Feature representation learning framework

Unlike traditional feature encodings, the FRL method employs a wide range of feature descriptors to provide sufficient information from various perspectives. The FRL method, originally proposed by Wei et al.⁴¹, has recently been shown to perform well in identifying various functional activities of peptides^41,42,43,44. Inspired by the original FRL method⁴¹, we developed and implemented the extended version of the FRL method by combining it with various ML classifiers^{34,41,42,43,45,46}. The used FRL method and the AMPred-FRL development are described further below.

Baseline models generation

As summarized in Table 1, we employed ten different feature encodings (AAC, APAAC, CTDC, CTDD, CTDT, CTriad, DPC, DDE, GAAC, and KSCTriad) as derived from three different properties (composition information, composition–transition–distribution information and physicochemical properties). Subsequently, each feature descriptor was individually employed for training baseline models using six different ML algorithms (ET, KNN, LR, RF, SVM and XGB). In total, 60 baseline models (6 MLs × 10 encodings) were created using the Scikit-learn package in Python with default parameters (version 0.22)⁴⁷. The procedure for building baseline models was performed in a similar fashion to the one used in our previous studies^34,45,46,48.

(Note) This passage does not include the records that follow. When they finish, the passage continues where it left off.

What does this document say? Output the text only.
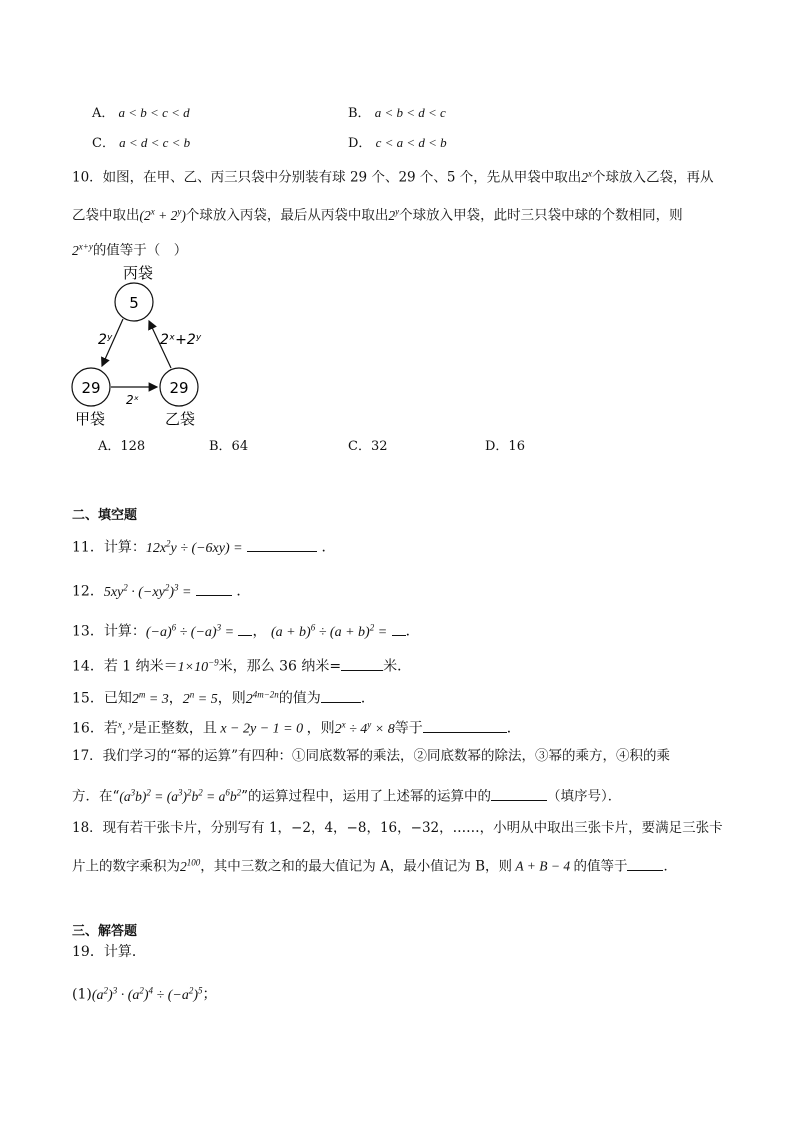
A． a < b < c < d	B． a < b < d < c
C． a < d < c < b	D． c < a < d < b
10．如图，在甲、乙、丙三只袋中分别装有球 29 个、29 个、5 个，先从甲袋中取出2$^x$个球放入乙袋，再从
乙袋中取出$(2^x + 2^y)$个球放入丙袋，最后从丙袋中取出2$^y$个球放入甲袋，此时三只袋中球的个数相同，则
$2^{x+y}$的值等于（　）
丙袋
5
29
甲袋
29
乙袋
2ʸ	2ˣ+2ʸ
2ˣ
A．128	B．64	C．32	D．16
二、填空题
11．计算：$12x^2y \div (-6xy)$ =	．
12．$5xy^2 \cdot (-xy^2)^3$ =	．
13．计算：$(-a)^6 \div (-a)^3$ = ， $(a + b)^6 \div (a + b)^2$ = ．
14．若 1 纳米$=1\times 10^{-9}$米，那么 36 纳米=	米．
15．已知$2^m = 3$，$2^n = 5$，则$2^{4m-2n}$的值为	．
16．若$^x$, $^y$是正整数，且 x − 2y − 1 = 0 ，则$2^x \div 4^y \times 8$等于	．
17．我们学习的“幂的运算”有四种：①同底数幂的乘法，②同底数幂的除法，③幂的乘方，④积的乘
方．在“$(a^3b)^2 = (a^3)^2b^2 = a^6b^2$”的运算过程中，运用了上述幂的运算中的	（填序号）．
18．现有若干张卡片，分别写有 1，−2，4，−8，16，−32，……，小明从中取出三张卡片，要满足三张卡
片上的数字乘积为$2^{100}$，其中三数之和的最大值记为 A，最小值记为 B，则 A + B − 4 的值等于	．
三、解答题
19．计算．
$(1)(a^2)^3 \cdot (a^2)^4 \div (-a^2)^5$；
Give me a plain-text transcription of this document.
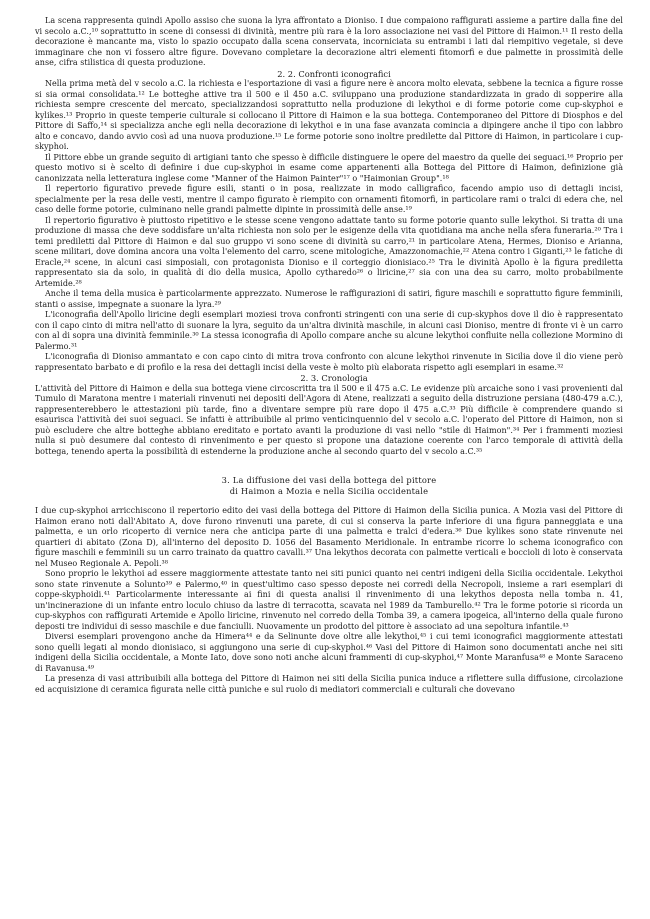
La scena rappresenta quindi Apollo assiso che suona la lyra affrontato a Dioniso. I due compaiono raffigurati assieme a partire dalla fine del vi secolo a.C.,¹⁰ soprattutto in scene di consessi di divinità, mentre più rara è la loro associazione nei vasi del Pittore di Haimon.¹¹ Il resto della decorazione è mancante ma, visto lo spazio occupato dalla scena conservata, incorniciata su entrambi i lati dal riempitivo vegetale, si deve immaginare che non vi fossero altre figure. Dovevano completare la decorazione altri elementi fitomorfi e due palmette in prossimità delle anse, cifra stilistica di questa produzione.

2. 2. Confronti iconografici

Nella prima metà del v secolo a.C. la richiesta e l'esportazione di vasi a figure nere è ancora molto elevata, sebbene la tecnica a figure rosse si sia ormai consolidata.¹² Le botteghe attive tra il 500 e il 450 a.C. sviluppano una produzione standardizzata in grado di sopperire alla richiesta sempre crescente del mercato, specializzandosi soprattutto nella produzione di lekythoi e di forme potorie come cup-skyphoi e kylikes.¹³ Proprio in queste temperie culturale si collocano il Pittore di Haimon e la sua bottega. Contemporaneo del Pittore di Diosphos e del Pittore di Saffo,¹⁴ si specializza anche egli nella decorazione di lekythoi e in una fase avanzata comincia a dipingere anche il tipo con labbro alto e concavo, dando avvio così ad una nuova produzione.¹⁵ Le forme potorie sono inoltre predilette dal Pittore di Haimon, in particolare i cup-skyphoi.

Il Pittore ebbe un grande seguito di artigiani tanto che spesso è difficile distinguere le opere del maestro da quelle dei seguaci.¹⁶ Proprio per questo motivo si è scelto di definire i due cup-skyphoi in esame come appartenenti alla Bottega del Pittore di Haimon, definizione già canonizzata nella letteratura inglese come "Manner of the Haimon Painter"¹⁷ o "Haimonian Group".¹⁸

Il repertorio figurativo prevede figure esili, stanti o in posa, realizzate in modo calligrafico, facendo ampio uso di dettagli incisi, specialmente per la resa delle vesti, mentre il campo figurato è riempito con ornamenti fitomorfi, in particolare rami o tralci di edera che, nel caso delle forme potorie, culminano nelle grandi palmette dipinte in prossimità delle anse.¹⁹

Il repertorio figurativo è piuttosto ripetitivo e le stesse scene vengono adattate tanto su forme potorie quanto sulle lekythoi. Si tratta di una produzione di massa che deve soddisfare un'alta richiesta non solo per le esigenze della vita quotidiana ma anche nella sfera funeraria.²⁰ Tra i temi prediletti dal Pittore di Haimon e dal suo gruppo vi sono scene di divinità su carro,²¹ in particolare Atena, Hermes, Dioniso e Arianna, scene militari, dove domina ancora una volta l'elemento del carro, scene mitologiche, Amazzonomachie,²² Atena contro i Giganti,²³ le fatiche di Eracle,²⁴ scene, in alcuni casi simposiali, con protagonista Dioniso e il corteggio dionisiaco.²⁵ Tra le divinità Apollo è la figura prediletta rappresentato sia da solo, in qualità di dio della musica, Apollo cytharedo²⁶ o liricine,²⁷ sia con una dea su carro, molto probabilmente Artemide.²⁸

Anche il tema della musica è particolarmente apprezzato. Numerose le raffigurazioni di satiri, figure maschili e soprattutto figure femminili, stanti o assise, impegnate a suonare la lyra.²⁹

L'iconografia dell'Apollo liricine degli esemplari moziesi trova confronti stringenti con una serie di cup-skyphos dove il dio è rappresentato con il capo cinto di mitra nell'atto di suonare la lyra, seguito da un'altra divinità maschile, in alcuni casi Dioniso, mentre di fronte vi è un carro con al di sopra una divinità femminile.³⁰ La stessa iconografia di Apollo compare anche su alcune lekythoi confluite nella collezione Mormino di Palermo.³¹

L'iconografia di Dioniso ammantato e con capo cinto di mitra trova confronto con alcune lekythoi rinvenute in Sicilia dove il dio viene però rappresentato barbato e di profilo e la resa dei dettagli incisi della veste è molto più elaborata rispetto agli esemplari in esame.³²

2. 3. Cronologia

L'attività del Pittore di Haimon e della sua bottega viene circoscritta tra il 500 e il 475 a.C. Le evidenze più arcaiche sono i vasi provenienti dal Tumulo di Maratona mentre i materiali rinvenuti nei depositi dell'Agora di Atene, realizzati a seguito della distruzione persiana (480-479 a.C.), rappresenterebbero le attestazioni più tarde, fino a diventare sempre più rare dopo il 475 a.C.³³ Più difficile è comprendere quando si esaurisca l'attività dei suoi seguaci. Se infatti è attribuibile al primo venticinquennio del v secolo a.C. l'operato del Pittore di Haimon, non si può escludere che altre botteghe abbiano ereditato e portato avanti la produzione di vasi nello "stile di Haimon".³⁴ Per i frammenti moziesi nulla si può desumere dal contesto di rinvenimento e per questo si propone una datazione coerente con l'arco temporale di attività della bottega, tenendo aperta la possibilità di estenderne la produzione anche al secondo quarto del v secolo a.C.³⁵

3. La diffusione dei vasi della bottega del pittore
di Haimon a Mozia e nella Sicilia occidentale

I due cup-skyphoi arricchiscono il repertorio edito dei vasi della bottega del Pittore di Haimon della Sicilia punica. A Mozia vasi del Pittore di Haimon erano noti dall'Abitato A, dove furono rinvenuti una parete, di cui si conserva la parte inferiore di una figura panneggiata e una palmetta, e un orlo ricoperto di vernice nera che anticipa parte di una palmetta e tralci d'edera.³⁶ Due kylikes sono state rinvenute nei quartieri di abitato (Zona D), all'interno del deposito D. 1056 del Basamento Meridionale. In entrambe ricorre lo schema iconografico con figure maschili e femminili su un carro trainato da quattro cavalli.³⁷ Una lekythos decorata con palmette verticali e boccioli di loto è conservata nel Museo Regionale A. Pepoli.³⁸

Sono proprio le lekythoi ad essere maggiormente attestate tanto nei siti punici quanto nei centri indigeni della Sicilia occidentale. Lekythoi sono state rinvenute a Soluntо³⁹ e Palermo,⁴⁰ in quest'ultimo caso spesso deposte nei corredi della Necropoli, insieme a rari esemplari di coppe-skyphoidi.⁴¹ Particolarmente interessante ai fini di questa analisi il rinvenimento di una lekythos deposta nella tomba n. 41, un'incinerazione di un infante entro loculo chiuso da lastre di terracotta, scavata nel 1989 da Tamburello.⁴² Tra le forme potorie si ricorda un cup-skyphos con raffigurati Artemide e Apollo liricine, rinvenuto nel corredo della Tomba 39, a camera ipogeica, all'interno della quale furono deposti tre individui di sesso maschile e due fanciulli. Nuovamente un prodotto del pittore è associato ad una sepoltura infantile.⁴³

Diversi esemplari provengono anche da Himera⁴⁴ e da Selinunte dove oltre alle lekythoi,⁴⁵ i cui temi iconografici maggiormente attestati sono quelli legati al mondo dionisiaco, si aggiungono una serie di cup-skyphoi.⁴⁶ Vasi del Pittore di Haimon sono documentati anche nei siti indigeni della Sicilia occidentale, a Monte Iato, dove sono noti anche alcuni frammenti di cup-skyphoi,⁴⁷ Monte Maranfusa⁴⁸ e Monte Saraceno di Ravanusa.⁴⁹

La presenza di vasi attribuibili alla bottega del Pittore di Haimon nei siti della Sicilia punica induce a riflettere sulla diffusione, circolazione ed acquisizione di ceramica figurata nelle città puniche e sul ruolo di mediatori commerciali e culturali che dovevano
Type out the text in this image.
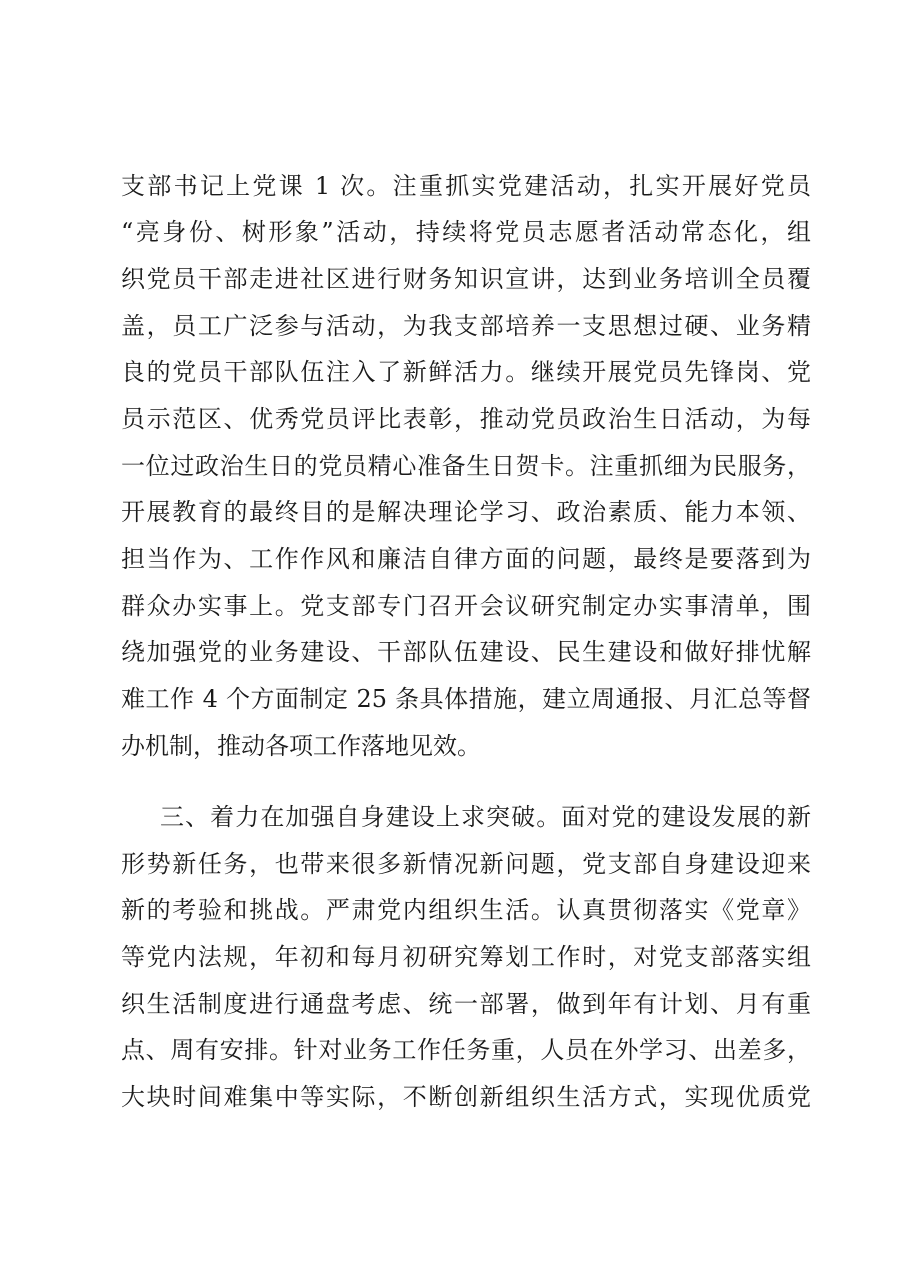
支部书记上党课 1 次。注重抓实党建活动，扎实开展好党员
“亮身份、树形象”活动，持续将党员志愿者活动常态化，组
织党员干部走进社区进行财务知识宣讲，达到业务培训全员覆
盖，员工广泛参与活动，为我支部培养一支思想过硬、业务精
良的党员干部队伍注入了新鲜活力。继续开展党员先锋岗、党
员示范区、优秀党员评比表彰，推动党员政治生日活动，为每
一位过政治生日的党员精心准备生日贺卡。注重抓细为民服务，
开展教育的最终目的是解决理论学习、政治素质、能力本领、
担当作为、工作作风和廉洁自律方面的问题，最终是要落到为
群众办实事上。党支部专门召开会议研究制定办实事清单，围
绕加强党的业务建设、干部队伍建设、民生建设和做好排忧解
难工作 4 个方面制定 25 条具体措施，建立周通报、月汇总等督
办机制，推动各项工作落地见效。
三、着力在加强自身建设上求突破。面对党的建设发展的新
形势新任务，也带来很多新情况新问题，党支部自身建设迎来
新的考验和挑战。严肃党内组织生活。认真贯彻落实《党章》
等党内法规，年初和每月初研究筹划工作时，对党支部落实组
织生活制度进行通盘考虑、统一部署，做到年有计划、月有重
点、周有安排。针对业务工作任务重，人员在外学习、出差多，
大块时间难集中等实际，不断创新组织生活方式，实现优质党
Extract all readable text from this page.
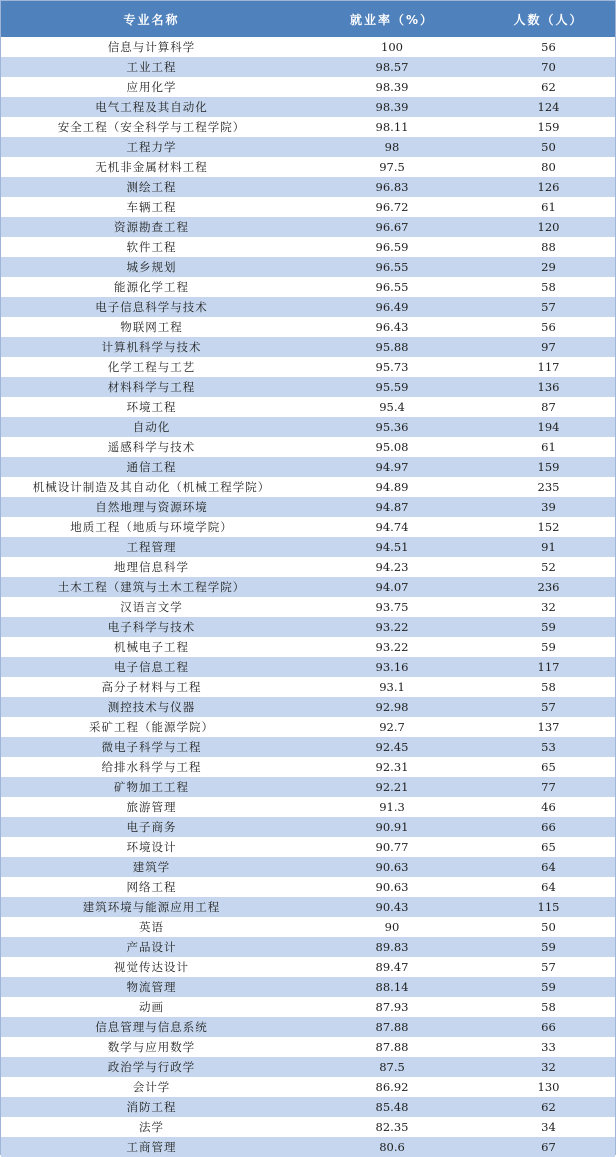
专业名称	就业率（%）	人数（人）
信息与计算科学	100	56
工业工程	98.57	70
应用化学	98.39	62
电气工程及其自动化	98.39	124
安全工程（安全科学与工程学院）	98.11	159
工程力学	98	50
无机非金属材料工程	97.5	80
测绘工程	96.83	126
车辆工程	96.72	61
资源勘查工程	96.67	120
软件工程	96.59	88
城乡规划	96.55	29
能源化学工程	96.55	58
电子信息科学与技术	96.49	57
物联网工程	96.43	56
计算机科学与技术	95.88	97
化学工程与工艺	95.73	117
材料科学与工程	95.59	136
环境工程	95.4	87
自动化	95.36	194
遥感科学与技术	95.08	61
通信工程	94.97	159
机械设计制造及其自动化（机械工程学院）	94.89	235
自然地理与资源环境	94.87	39
地质工程（地质与环境学院）	94.74	152
工程管理	94.51	91
地理信息科学	94.23	52
土木工程（建筑与土木工程学院）	94.07	236
汉语言文学	93.75	32
电子科学与技术	93.22	59
机械电子工程	93.22	59
电子信息工程	93.16	117
高分子材料与工程	93.1	58
测控技术与仪器	92.98	57
采矿工程（能源学院）	92.7	137
微电子科学与工程	92.45	53
给排水科学与工程	92.31	65
矿物加工工程	92.21	77
旅游管理	91.3	46
电子商务	90.91	66
环境设计	90.77	65
建筑学	90.63	64
网络工程	90.63	64
建筑环境与能源应用工程	90.43	115
英语	90	50
产品设计	89.83	59
视觉传达设计	89.47	57
物流管理	88.14	59
动画	87.93	58
信息管理与信息系统	87.88	66
数学与应用数学	87.88	33
政治学与行政学	87.5	32
会计学	86.92	130
消防工程	85.48	62
法学	82.35	34
工商管理	80.6	67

Table 1 Summary of ten different feature encodings along with their corresponding description and dimension.

Full size table

Feature representation generation

Each baseline model can provide two types of information including probabilistic information and class information. For a given protein sequence P, its probabilistic information was obtained from the predicted probability. In the case of the class information, if the predicted probability of P exceeds 0.5, the protein sequence belongs to AMY, otherwise, the protein sequence belongs to the non-AMY class. Subsequently, we concatenated all of the predicted probability and predicted class as derived from 60 baseline models in order to obtain two 60-D feature vectors, which are referred to as probabilistic feature (PF) and class feature (CF) vectors, respectively. In the meanwhile, the combination of PF and CF is referred to as PCFs that essentially represents a 120-D feature vector. The PF and CF are represented by:

$$ {\text{PF}} = \left[ {P({\text{M}}_{1} , \;F_{1} } \right), \ldots ,\;P({\text{M}}_{i} , \;F_{j} ), \ldots ,\;P({\text{M}}_{s} , \;F_{t} ))]^{T} $$

(5)

$$ {\text{CF}} = \left[ {C({\text{M}}_{1} , \;F_{1} } \right), \ldots ,\;C({\text{M}}_{i} , \;F_{j} ), \ldots ,\;C({\text{M}}_{s} , \;F_{t} ))]^{ T} $$

(6)

where $P({\text{M}}_{i} , \;F_{j} )$ and $C({\text{M}}_{i} , \;F_{j} )$ were obtained using the ith baseline model with the jth feature descriptor. The PF, CF and PCF are considered as new feature vectors.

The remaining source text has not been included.